Di sé dice di essere un “matto con consapevolezza di esserlo” che “cavalca la tigre del personaggio”. Parte dell’esperienza di una cena a Sacerno è anche lui, che appunto non sta in cucina perché “sto in cucina quando gli altri non ci sono. La gente scappava - ho un brutto carattere. E poi con uno chef in sala serve metà del personale: io spiego, funziono, convinco”. I suoi piatti, come le Seppie con fegato grasso al torcione, misticanza e ghiacciata di cipolla rossa, o il Polpo scottato con cavolo cinese all'agro e gelato al chimichurri, sono esuberanti, chiassosi, guasconi. Piatti con un carisma, diciamo. Irresistibilmente divertenti. E lui pure.
Picchiotti è uno chef divisivo - lo sa bene chi ha visto l’edizione 2016 di Top Chef - ma di sicuro non è banale. E nemmeno è banale la sua risposta alla mia prima, banalissima domanda.
Quand’è che ha deciso di fare il cuoco?
Mia nonna era cuoca. Ho il ricordo di casa sua in estate: andare nel pollaio, vedere i conigli nel serraglio, colazione con pomodoro San Marzano, olio, filo di sale. Ma non è lì che ho deciso di fare questo mestiere. Sono il primo di quattro figli: ho iniziato a lavorare prestissimo perché dovevo lavorare. La passione è arrivata dopo. Ho fatto il cuoco nei locali di Vasco Rossi. Ho fatto il cuoco in discoteca. Ho lavorato in ristoranti stellati. Ho vissuto sei vite.
Quando parla di quel periodo i suoi racconti sono un po’ alla “Kitchen Confidential”.

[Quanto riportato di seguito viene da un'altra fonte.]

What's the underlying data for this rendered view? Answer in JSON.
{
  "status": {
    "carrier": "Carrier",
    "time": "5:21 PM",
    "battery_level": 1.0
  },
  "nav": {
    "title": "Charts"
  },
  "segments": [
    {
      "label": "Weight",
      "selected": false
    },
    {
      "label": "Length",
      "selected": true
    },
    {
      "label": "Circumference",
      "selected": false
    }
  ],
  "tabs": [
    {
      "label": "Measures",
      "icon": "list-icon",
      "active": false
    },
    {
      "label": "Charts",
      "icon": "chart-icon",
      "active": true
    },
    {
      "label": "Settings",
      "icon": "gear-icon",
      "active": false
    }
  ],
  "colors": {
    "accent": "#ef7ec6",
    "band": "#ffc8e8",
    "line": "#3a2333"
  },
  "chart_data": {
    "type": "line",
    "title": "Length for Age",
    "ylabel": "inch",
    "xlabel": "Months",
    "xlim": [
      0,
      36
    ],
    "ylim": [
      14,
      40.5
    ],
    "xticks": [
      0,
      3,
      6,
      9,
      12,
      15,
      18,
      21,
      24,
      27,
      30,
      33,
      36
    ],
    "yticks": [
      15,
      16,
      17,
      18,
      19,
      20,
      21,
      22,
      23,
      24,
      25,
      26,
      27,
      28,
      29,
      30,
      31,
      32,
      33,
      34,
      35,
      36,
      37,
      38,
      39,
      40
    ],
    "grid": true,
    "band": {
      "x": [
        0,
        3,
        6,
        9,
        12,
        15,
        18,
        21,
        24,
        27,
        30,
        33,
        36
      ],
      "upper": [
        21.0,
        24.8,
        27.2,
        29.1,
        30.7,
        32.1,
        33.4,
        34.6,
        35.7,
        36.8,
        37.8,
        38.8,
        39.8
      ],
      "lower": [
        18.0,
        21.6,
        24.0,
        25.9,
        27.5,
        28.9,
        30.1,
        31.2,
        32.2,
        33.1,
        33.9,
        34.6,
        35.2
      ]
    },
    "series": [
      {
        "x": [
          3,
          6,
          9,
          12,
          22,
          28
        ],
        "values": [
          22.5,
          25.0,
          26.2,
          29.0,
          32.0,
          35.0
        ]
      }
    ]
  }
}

È vero. Avevo perso la voglia di lavorare. Poi sono arrivato all’Osteria Satyricon di Bologna, dove mi hanno permesso di sperimentare molto, ma soprattutto mi hanno restituito il lato umano del lavoro. Ero un vecchio cuoco marcio e senza più nessuna forma di cortesia. Loro mi hanno insegnato a vedere il lato positivo delle cose, del mestiere.
E poi nel 2010 ha aperto Sacerno.
Sacerno non esisterebbe senza mia moglie Giada (Berri, NdR), che ora è mia socia e sommelier del ristorante. Lei mi ha ridato l’equilibrio. Lavorava nel settore teatrale a Pavia, ma per me si è trasferita e, grazie all’aiuto economico di suo padre Giorgio, che ci tengo a citare, abbiamo aperto Sacerno.
Perché la scelta di un ristorante di pesce?
Ho fatto un mero calcolo. Ogni volta che Ramsey deve rimettere a posto un ristorante in Hell’s Kitchen, cosa fa? Si guarda in giro e nota che tipologia di ristorante manca in città. A Bologna non c’era un ristorante di cucina creativa puramente di pesce e allora l’ho aperto. È stata una mera speculazione economica, poi da lì è nata la passione.
Sì, ma della sua cucina vogliamo parlarne?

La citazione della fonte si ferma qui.